Astronomers have observed the Andromeda galaxy for over a thousand years. Persian astronomer Al-Sufi was the first to record and sketch his observations of what he called “the little cloud”. In 964 he published this observation and many others in his “Book of Fixed Stars”.
Since the 16th century many astronomers rediscovered the Andromeda Galaxy unaware of the earlier sightings. Simon Marius first viewed the galaxy through a telescope in 1612. It is also known as M-31 on Charles Messier’s list of objects, although he was aware of some earlier sightings.
In 1887 the first photograph revealed the spiral structure of the Andromeda Galaxy, which was then known as a nebula. And in the early 20th century Edwin Hubble’s study of Andromeda nebula proved the nebula was not just a star cluster in our own Milky Way, but a separate galaxy.
NASA's Swift satellite recently acquired the highest-resolution view of a neighboring spiral galaxy ever attained in ultraviolet wavelengths. Swift revealed about 20,000 ultraviolet sources in the Andromeda Galaxy, especially hot, young stars and dense star clusters.
NASA’s Spitzer Space Telescope, Galaxy Evolution Explorer and Chandra X-Ray Observatory also observed the Andromeda Galaxy in infrared, ultraviolet and X-ray wavelengths.
In addition to the Andromeda Galaxy, you can still catch a great view of our Milky Way galaxy this month. Both are nearly overhead, but while distant Andromeda is seen as a fuzzy oval in the constellation Andromeda, the Milky Way spans the sky from east to overhead to the west.
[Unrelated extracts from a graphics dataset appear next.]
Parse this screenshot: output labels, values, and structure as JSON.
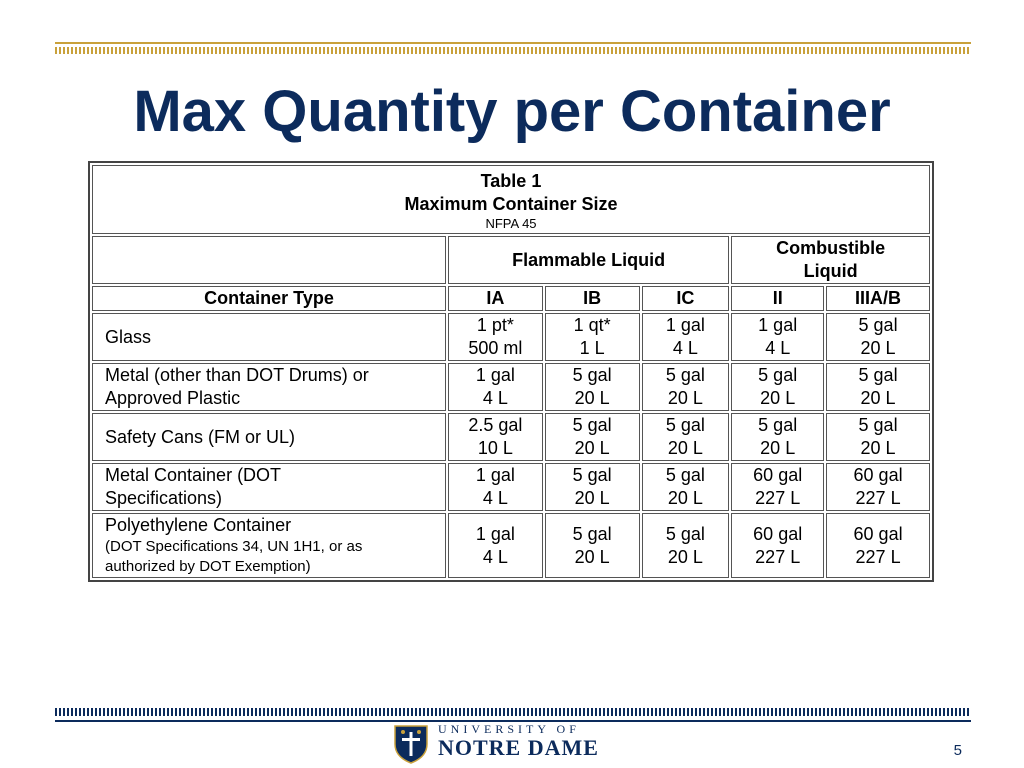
{
  "slide": {
    "title": "Max Quantity per Container",
    "page_number": "5"
  },
  "branding": {
    "university_of": "UNIVERSITY OF",
    "notre_dame": "NOTRE DAME",
    "seal_icon": "notre-dame-seal-icon",
    "colors": {
      "navy": "#0c2b5c",
      "gold": "#c9a13b"
    }
  },
  "table": {
    "caption": {
      "title": "Table 1",
      "subtitle": "Maximum Container Size",
      "source": "NFPA 45"
    },
    "groups": {
      "flammable": "Flammable Liquid",
      "combustible_line1": "Combustible",
      "combustible_line2": "Liquid"
    },
    "headers": {
      "container_type": "Container Type",
      "classes": [
        "IA",
        "IB",
        "IC",
        "II",
        "IIIA/B"
      ]
    },
    "rows": [
      {
        "type": [
          "Glass"
        ],
        "cells": [
          [
            "1 pt*",
            "500 ml"
          ],
          [
            "1 qt*",
            "1 L"
          ],
          [
            "1 gal",
            "4 L"
          ],
          [
            "1 gal",
            "4 L"
          ],
          [
            "5 gal",
            "20 L"
          ]
        ]
      },
      {
        "type": [
          "Metal (other than DOT Drums) or",
          "Approved Plastic"
        ],
        "cells": [
          [
            "1 gal",
            "4 L"
          ],
          [
            "5 gal",
            "20 L"
          ],
          [
            "5 gal",
            "20 L"
          ],
          [
            "5 gal",
            "20 L"
          ],
          [
            "5 gal",
            "20 L"
          ]
        ]
      },
      {
        "type": [
          "Safety Cans (FM or UL)"
        ],
        "cells": [
          [
            "2.5 gal",
            "10 L"
          ],
          [
            "5 gal",
            "20 L"
          ],
          [
            "5 gal",
            "20 L"
          ],
          [
            "5 gal",
            "20 L"
          ],
          [
            "5 gal",
            "20 L"
          ]
        ]
      },
      {
        "type": [
          "Metal Container (DOT",
          "Specifications)"
        ],
        "cells": [
          [
            "1 gal",
            "4 L"
          ],
          [
            "5 gal",
            "20 L"
          ],
          [
            "5 gal",
            "20 L"
          ],
          [
            "60 gal",
            "227 L"
          ],
          [
            "60 gal",
            "227 L"
          ]
        ]
      },
      {
        "type": [
          "Polyethylene Container"
        ],
        "type_note": [
          "(DOT Specifications 34, UN 1H1, or as",
          "authorized by DOT Exemption)"
        ],
        "cells": [
          [
            "1 gal",
            "4 L"
          ],
          [
            "5 gal",
            "20 L"
          ],
          [
            "5 gal",
            "20 L"
          ],
          [
            "60 gal",
            "227 L"
          ],
          [
            "60 gal",
            "227 L"
          ]
        ]
      }
    ]
  }
}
It’s a gorgeous site from a dark sky again this month.
Back to our solar system, Jupiter reigns as king of the planets in the western sky and Mars will rise before midnight by the end of the month, making it a late night pumpkin-colored treat on Halloween.
You can learn all about NASA's missions at www.nasa.gov
That’s all for this month, I’m Jane Houston Jones.